Advisory and Risk Management
CTI Global works with an enterprise’s information security risk practitioners to identify organizational risk. The foundation of information security is not patching, or good code design, or training users to avoid phishing. The foundation is, pure and simple, risk management. You identify what information security risks your enterprise faces, and you work to mitigate them depending on the risk appetite of your executive leadership. This statement is excerpted from Richard Guida’s book, The Entropy Police: Practicing Information Security in the Enterprise.
The General Data Protection Regulation (GDPR) is one of the most important movements in the area of data protection in recent years. It was passed into European Union (EU) law on 28th April 2016 and will become enforceable on 25th May 2018. In summary, the GDPR defines controls around how organizations store and process the personal data of EU resident, irrespective of where the organization is based, owned, or operating. it is EU residents not citizens. Further, an EU resident traveling in the US and doing business in the US, e.g. purchasing something at a retail brick and mortar store here, does not result in that store being subject to GDPR. That same person purchasing something from the same store BUT while the person is in the EU and the purchase is done over the internet, DOES result in the store being subject to GDPR; at least that is the position of the EU regulators, although not yet tested in court.

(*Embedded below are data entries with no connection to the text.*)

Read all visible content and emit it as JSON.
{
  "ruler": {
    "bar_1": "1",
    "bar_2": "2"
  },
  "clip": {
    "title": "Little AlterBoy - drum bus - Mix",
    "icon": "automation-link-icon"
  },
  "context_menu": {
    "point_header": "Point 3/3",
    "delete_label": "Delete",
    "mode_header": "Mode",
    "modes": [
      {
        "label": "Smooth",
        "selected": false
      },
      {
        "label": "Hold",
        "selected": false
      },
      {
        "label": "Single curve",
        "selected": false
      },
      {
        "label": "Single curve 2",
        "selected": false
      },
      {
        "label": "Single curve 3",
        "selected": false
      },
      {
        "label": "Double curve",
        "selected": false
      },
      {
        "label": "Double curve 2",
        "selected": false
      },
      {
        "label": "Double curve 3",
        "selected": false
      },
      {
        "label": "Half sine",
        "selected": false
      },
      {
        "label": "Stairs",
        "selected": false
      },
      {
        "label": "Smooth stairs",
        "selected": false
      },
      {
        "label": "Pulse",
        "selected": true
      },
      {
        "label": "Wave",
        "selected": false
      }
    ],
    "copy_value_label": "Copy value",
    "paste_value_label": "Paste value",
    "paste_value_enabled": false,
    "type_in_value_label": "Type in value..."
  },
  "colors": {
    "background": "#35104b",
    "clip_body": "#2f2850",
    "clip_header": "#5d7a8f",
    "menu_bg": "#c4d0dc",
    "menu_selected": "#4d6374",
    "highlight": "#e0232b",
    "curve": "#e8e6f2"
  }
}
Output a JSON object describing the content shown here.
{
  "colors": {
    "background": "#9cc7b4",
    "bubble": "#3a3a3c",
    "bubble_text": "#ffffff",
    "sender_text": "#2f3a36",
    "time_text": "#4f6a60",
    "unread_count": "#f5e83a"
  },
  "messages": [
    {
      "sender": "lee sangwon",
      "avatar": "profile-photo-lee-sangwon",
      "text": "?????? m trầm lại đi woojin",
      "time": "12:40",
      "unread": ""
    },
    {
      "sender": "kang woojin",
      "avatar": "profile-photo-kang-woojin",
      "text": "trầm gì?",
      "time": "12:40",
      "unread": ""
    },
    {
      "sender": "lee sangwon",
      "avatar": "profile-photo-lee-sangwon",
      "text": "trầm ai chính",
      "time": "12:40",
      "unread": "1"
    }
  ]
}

Anyone storing or processing the personal data of an EU resident must comply with the GDPR or face significant fines in the event of an audit or data breach. Those fines can be up to 4% of the organizations global turnover or €10m, whichever is greater. With this level of impact, it is vital that all organizations understand their obligations under the GDPR and take appropriate measures to ensure they are compliant demonstrating that the proper controls are in place to protect information.
GDPR was designed to simplify the current requirements and not introduce a massive new burden on organizations. In fact, GDPR consolidates the 28 distinct implementations of the previous Data Protection Directive (95/46/EC) into one regulation for consistency, standardized version control, and reporting.
CTI Global can be engaged to complete a GDPR Gap Analysis and Compliance Remediation Plan.
CTI Global will:
- Develop a profile of your organization’s current state of compliance to the requirements of GDPR leveraging the company’s existing standards, e.g. ISO 27001 ISMS and EU-US Privacy Shield certifications.
- Develop recommendations relating to the use of additional approved certification mechanisms to demonstrate compliance with GDPR Articles 24 and 42.
- Provide a detailed GDPR compliance remediation plan which includes identifying those issues that require advice and direction from counsel.
- Conduct Data Mapping of the collection, processing, storage, and transfer of EU personal data within your organization.
- Conduct a Risk Assessment and Data Protection Impact Assessment as by GDPR.
The ISO 27001 standard is well suited to tailoring; it does not require undue bureaucratic overhead to implement. The standard explicitly states that an enterprise’s information security management system must take into account the context of the organization and not be a notional or theoretical
construct divorced from practical realities that the organization faces. The best way to start a discussion on ISO27001 is to describe the documents that need to be created to meet the requirements of the standard. In some cases, the documents are policies. In other cases, they are standard operating procedures, and in other cases they are declaratory statements
The Information Security Policy needs to include:
- Definition of Security Roles and Responsibilities
- Acceptable Use of Assets
- Access Control Policy
- Secure System Engineering Principles
- Statutory, Regulatory and Contractual Requirements
Standard Operating Procedure need to include:
- Incident Management Procedure
- Business Continuity Procedure
- Operating Procedures for IT Management
Declaratory statements should address these topics:
- Information Security Management Scope and Boundaries
- Information Security Policy itself
- Risk Assessment and Risk Treatment Methodology
- Statement of Applicability
- Risk Treatment Plan
- Risk Assessment Report
- Inventory of Assets
This overall list may seem daunting, and it can be, but there are ways to deal with it that reduce the apparent impact of doing everything that it implicates. The ISO 27001 process concludes with an audit. Depending on the auditor you get, the depth necessary to pass the audit will vary. In preparing clients to succeed in such audits, we usually start helping the client about six months prior to the audit. Our help includes assembling the necessary documentation and often writing much of it for the first time, preparing the people who will be interviewed and then acting as an advisor during the conduct of the audit itself.